Local issues the top factor for voters’ first preferences

THE economy and jobs are by far the biggest issues influencing how voters in Cork North Central will cast their ballot, but candidates’ work on local issues is the single biggest factor in who they will choose to give their first preference.

Local issues the top factor for voters’ first preferences

The Irish Examiner/RedC poll in the constituency found that 28% of those surveyed based their No 1 vote on local issues on which the candidate has taken a stance, higher than the appeal of the individual (22%), party (18%) or policy (17%) preferences, and with just 7% choosing a candidate based on their preference for his or her party leader.

But this ranged from 2% and 4% respectively for Fine Gael’s Pat Burton and Dara Murphy, to a very high 20% of Billy Kelleher’s backers, showing that Micheál Martin’s profile is key to the former junior minister’s hopes of clinging on to his Dáil seat.

On the issues influencing their vote, 58% of those polled chose the economy and jobs as most important.

Although significantly lower as a main priority, health services and hospitals are the next biggest issue for 8%, and were referenced as one of the influential issues for almost one-third. This is proportionally much higher than for voters questioned for the Irish Examiner/RedC polls of Cork South Central and Kerry South published earlier this week.

This may reflect the higher number of medical card holders in some urban parts of the constituency than south of the Lee. But it also suggests that the HSE’s announcement last year to move orthopaedic services out of St Mary’s Orthopaedic Hospital in Gurranabraher is a concern on the northside.

The strong 11% first preference vote of Socialist Party councillor Mick Barry could well be down to his high profile campaigning on this and other public service withdrawal issues.
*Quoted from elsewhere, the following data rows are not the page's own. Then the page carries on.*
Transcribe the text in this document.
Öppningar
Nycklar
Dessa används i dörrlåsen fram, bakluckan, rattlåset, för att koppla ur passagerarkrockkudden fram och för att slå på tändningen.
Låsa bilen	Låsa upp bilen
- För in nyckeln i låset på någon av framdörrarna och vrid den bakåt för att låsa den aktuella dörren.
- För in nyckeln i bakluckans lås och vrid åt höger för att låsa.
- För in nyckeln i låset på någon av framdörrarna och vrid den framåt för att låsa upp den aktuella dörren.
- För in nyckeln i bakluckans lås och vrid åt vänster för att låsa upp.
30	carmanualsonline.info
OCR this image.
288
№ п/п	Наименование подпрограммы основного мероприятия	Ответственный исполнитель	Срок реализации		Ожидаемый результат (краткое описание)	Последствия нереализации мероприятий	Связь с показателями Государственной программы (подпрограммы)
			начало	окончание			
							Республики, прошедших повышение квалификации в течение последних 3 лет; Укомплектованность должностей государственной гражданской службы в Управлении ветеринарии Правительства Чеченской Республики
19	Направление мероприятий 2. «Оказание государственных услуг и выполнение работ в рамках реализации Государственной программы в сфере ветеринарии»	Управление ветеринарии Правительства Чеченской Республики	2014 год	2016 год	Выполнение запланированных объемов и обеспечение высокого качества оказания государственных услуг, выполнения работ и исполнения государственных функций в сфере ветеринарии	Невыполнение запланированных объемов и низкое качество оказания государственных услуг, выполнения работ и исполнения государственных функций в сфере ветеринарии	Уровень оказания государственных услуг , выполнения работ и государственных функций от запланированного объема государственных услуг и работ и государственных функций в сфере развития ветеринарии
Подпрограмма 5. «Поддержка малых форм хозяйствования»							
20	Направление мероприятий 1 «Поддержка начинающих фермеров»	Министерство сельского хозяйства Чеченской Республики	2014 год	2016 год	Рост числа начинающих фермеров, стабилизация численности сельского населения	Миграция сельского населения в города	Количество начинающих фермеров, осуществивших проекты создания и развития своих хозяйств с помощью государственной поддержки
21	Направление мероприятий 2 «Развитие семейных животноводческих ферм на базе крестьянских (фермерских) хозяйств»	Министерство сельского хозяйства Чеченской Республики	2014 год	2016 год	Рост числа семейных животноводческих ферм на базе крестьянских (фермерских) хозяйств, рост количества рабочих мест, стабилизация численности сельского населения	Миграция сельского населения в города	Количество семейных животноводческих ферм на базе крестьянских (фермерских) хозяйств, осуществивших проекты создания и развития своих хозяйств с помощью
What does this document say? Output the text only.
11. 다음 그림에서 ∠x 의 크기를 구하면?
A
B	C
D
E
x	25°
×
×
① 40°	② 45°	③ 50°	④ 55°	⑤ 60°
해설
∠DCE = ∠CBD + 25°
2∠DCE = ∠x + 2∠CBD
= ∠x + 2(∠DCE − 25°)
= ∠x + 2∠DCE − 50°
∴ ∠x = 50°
However, Fine Gael councillor and ex-lord mayor Dara Murphy’s pronouncement last week that his party in government would review the decision could also help his share of the votes next Friday.

While Kelleher depends strongly for votes on his party leader, he also gets one-fifth of his votes for his stance on local issues. However, fellow Glanmire candidate John Gilroy boasts half his first preferences from those influenced by his local activism.

Jonathan O’Brien gets more than one-third of his votes based on local issues performance, while Dara Murphy’s profile as Cork city’s first citizen may be a factor in one-fifth of his votes being down to personal appeal, a bigger factor for him than any of six candidates whose supporters were asked their reason for how they allocated their number 1s.

The question of taxes may influence the decisions of almost one-in-five Cork North Central voters and nearly one-in-seven mentioned cost of living as an issue, twice the numbers who mentioned it in the South Central poll. Education and schools, roads and crime are the big issue for 2% to 4% of voters, with house prices, housing lists, emigration, immigration and childcare among the lesser-mentioned concerns.